То есть если, допустим, программа создания атомного оружия Ираном подорвана хотя бы на десятилетия, можно считать, что короткие цели этой войны достигнуты. На самом деле все понимают, что если иранский режим сохраняется, он на этом не успокоится. Если он это переживет, он станет сильнее. Знаете, это вот точно по принципу «все, что меня не убивает, делает меня сильнее». Мы еще сейчас к этому вернемся.
Вот в этой ситуации понятно, что все-таки, по всей видимости, недекларируемая цель этой войны – это смена режима. Вот надо понять, что недекларируемая цель войны – смена режима. То, что говорится про ядерное оружие – это такая формальная цель, а неформальная цель – изменение политической ситуации в Иране. Как и до какой степени – другой вопрос. И, соответственно, надо понимать, куда война будет сдвигаться с точки зрения достижения этой цели.
И первое, что бросается в глаза – это то, что пока восемь дней войны, которая началась пока что с тотального поражения Ирана, оно никак не корреспондируется с ростом протестных настроений и движений. Более того, мы видели в Иране за последние несколько лет две-три вспышки протестов, которые были достаточно серьезны. Не то чтобы они были брутальны, но достаточно серьезны. И аятоллам пришлось попотеть для того, чтобы эти вспышки протеста подавить. А в основном все они были связаны с недовольством на экономической почве. Там то ли бензин дорожал, то ли еще что-то происходило. В меньшей степени связаны были с антидемократическими экспериментами аятолл над своим народом, а больше – вот именно с экономикой. Но сейчас мы не видим.
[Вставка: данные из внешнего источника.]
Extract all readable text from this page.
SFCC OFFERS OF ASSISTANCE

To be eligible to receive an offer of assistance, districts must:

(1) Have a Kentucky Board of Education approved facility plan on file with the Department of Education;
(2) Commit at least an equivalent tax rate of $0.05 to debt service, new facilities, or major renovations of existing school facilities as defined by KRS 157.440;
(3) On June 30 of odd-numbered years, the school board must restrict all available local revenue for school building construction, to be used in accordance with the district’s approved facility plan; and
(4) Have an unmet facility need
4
То есть, казалось бы, Израиль создает все условия для революции. Лучше не бывает. Более того, лучше уже, наверное, не будет. То есть под прессингом находится армия, верхушка КСИРа, то есть жандармерия, уничтожается прямо в режиме онлайн, должны быть определенные колебания в элитарных кругах. Но именно в этот момент мы не видим никаких даже попыток не то что захвата власти, а организации каких-то массовых выступлений. То есть народ занят сам собой, своим индивидуальным спасением, ну и, в общем, я боюсь, что, как часто бывает в таких случаях, во всем винит американскую военщину и Израиль, а не свое правительство. Вот это такой интересный момент.
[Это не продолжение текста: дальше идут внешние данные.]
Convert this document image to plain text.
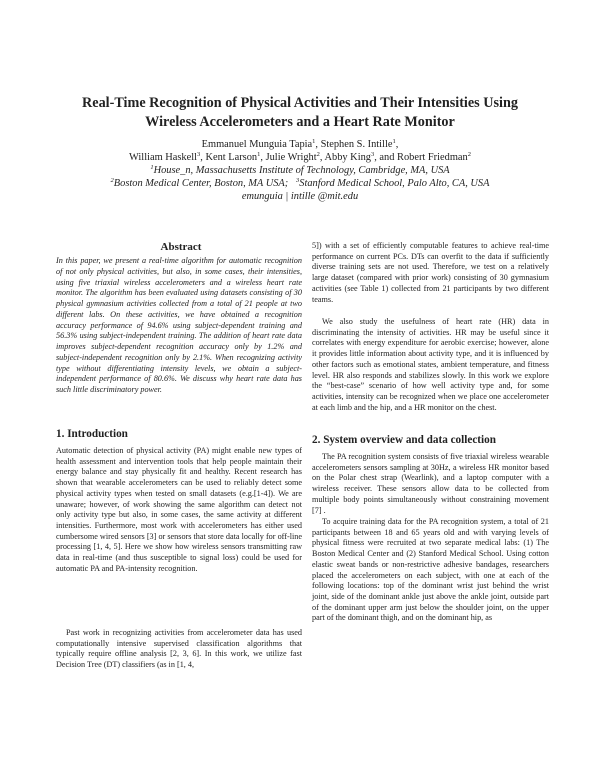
Real-Time Recognition of Physical Activities and Their Intensities Using
Wireless Accelerometers and a Heart Rate Monitor
Emmanuel Munguia Tapia$^1$, Stephen S. Intille$^1$,
William Haskell$^3$, Kent Larson$^1$, Julie Wright$^2$, Abby King$^3$, and Robert Friedman$^2$
$^1$House_n, Massachusetts Institute of Technology, Cambridge, MA, USA
$^2$Boston Medical Center, Boston, MA USA; $^3$Stanford Medical School, Palo Alto, CA, USA
emunguia | intille @mit.edu
Abstract
In this paper, we present a real-time algorithm for automatic recognition of not only physical activities, but also, in some cases, their intensities, using five triaxial wireless accelerometers and a wireless heart rate monitor. The algorithm has been evaluated using datasets consisting of 30 physical gymnasium activities collected from a total of 21 people at two different labs. On these activities, we have obtained a recognition accuracy performance of 94.6% using subject-dependent training and 56.3% using subject-independent training. The addition of heart rate data improves subject-dependent recognition accuracy only by 1.2% and subject-independent recognition only by 2.1%. When recognizing activity type without differentiating intensity levels, we obtain a subject-independent performance of 80.6%. We discuss why heart rate data has such little discriminatory power.
1. Introduction
Automatic detection of physical activity (PA) might enable new types of health assessment and intervention tools that help people maintain their energy balance and stay physically fit and healthy. Recent research has shown that wearable accelerometers can be used to reliably detect some physical activity types when tested on small datasets (e.g.[1-4]). We are unaware; however, of work showing the same algorithm can detect not only activity type but also, in some cases, the same activity at different intensities. Furthermore, most work with accelerometers has either used cumbersome wired sensors [3] or sensors that store data locally for off-line processing [1, 4, 5]. Here we show how wireless sensors transmitting raw data in real-time (and thus susceptible to signal loss) could be used for automatic PA and PA-intensity recognition.
Past work in recognizing activities from accelerometer data has used computationally intensive supervised classification algorithms that typically require offline analysis [2, 3, 6]. In this work, we utilize fast Decision Tree (DT) classifiers (as in [1, 4,
5]) with a set of efficiently computable features to achieve real-time performance on current PCs. DTs can overfit to the data if sufficiently diverse training sets are not used. Therefore, we test on a relatively large dataset (compared with prior work) consisting of 30 gymnasium activities (see Table 1) collected from 21 participants by two different teams.
We also study the usefulness of heart rate (HR) data in discriminating the intensity of activities. HR may be useful since it correlates with energy expenditure for aerobic exercise; however, alone it provides little information about activity type, and it is influenced by other factors such as emotional states, ambient temperature, and fitness level. HR also responds and stabilizes slowly. In this work we explore the “best-case” scenario of how well activity type and, for some activities, intensity can be recognized when we place one accelerometer at each limb and the hip, and a HR monitor on the chest.
2. System overview and data collection
The PA recognition system consists of five triaxial wireless wearable accelerometers sensors sampling at 30Hz, a wireless HR monitor based on the Polar chest strap (Wearlink), and a laptop computer with a wireless receiver. These sensors allow data to be collected from multiple body points simultaneously without constraining movement [7] .
To acquire training data for the PA recognition system, a total of 21 participants between 18 and 65 years old and with varying levels of physical fitness were recruited at two separate medical labs: (1) The Boston Medical Center and (2) Stanford Medical School. Using cotton elastic sweat bands or non-restrictive adhesive bandages, researchers placed the accelerometers on each subject, with one at each of the following locations: top of the dominant wrist just behind the wrist joint, side of the dominant ankle just above the ankle joint, outside part of the dominant upper arm just below the shoulder joint, on the upper part of the dominant thigh, and on the dominant hip, as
Он вообще говорит о том, что, по всей видимости, длительно существующие режимы такого свойства, включая российский, когда у них есть время поработать над выведением нового типа человека, они, по всей видимости, подавляют вот эту волю к политическому протесту до такой степени, что без внешней помощи там просто ничего не произрастает. То есть один из вариантов – это то, что вдруг выяснится, что низового движения война вызвать не может. А дальше тогда зависит все от того, будет ли там какой-то свой внутренний иранский Горбачев или иная форма «предателя собственного класса» или не будет. То есть вот первую стадию пошли.
То есть на революцию, я считаю, уже эти восемь дней показали, рассчитывать не приходится. То есть она может возникнуть, но только если возникнет внутренний раскол в политическом руководстве Ирана и обозначится сила, которая готова сама совершить революцию сверху.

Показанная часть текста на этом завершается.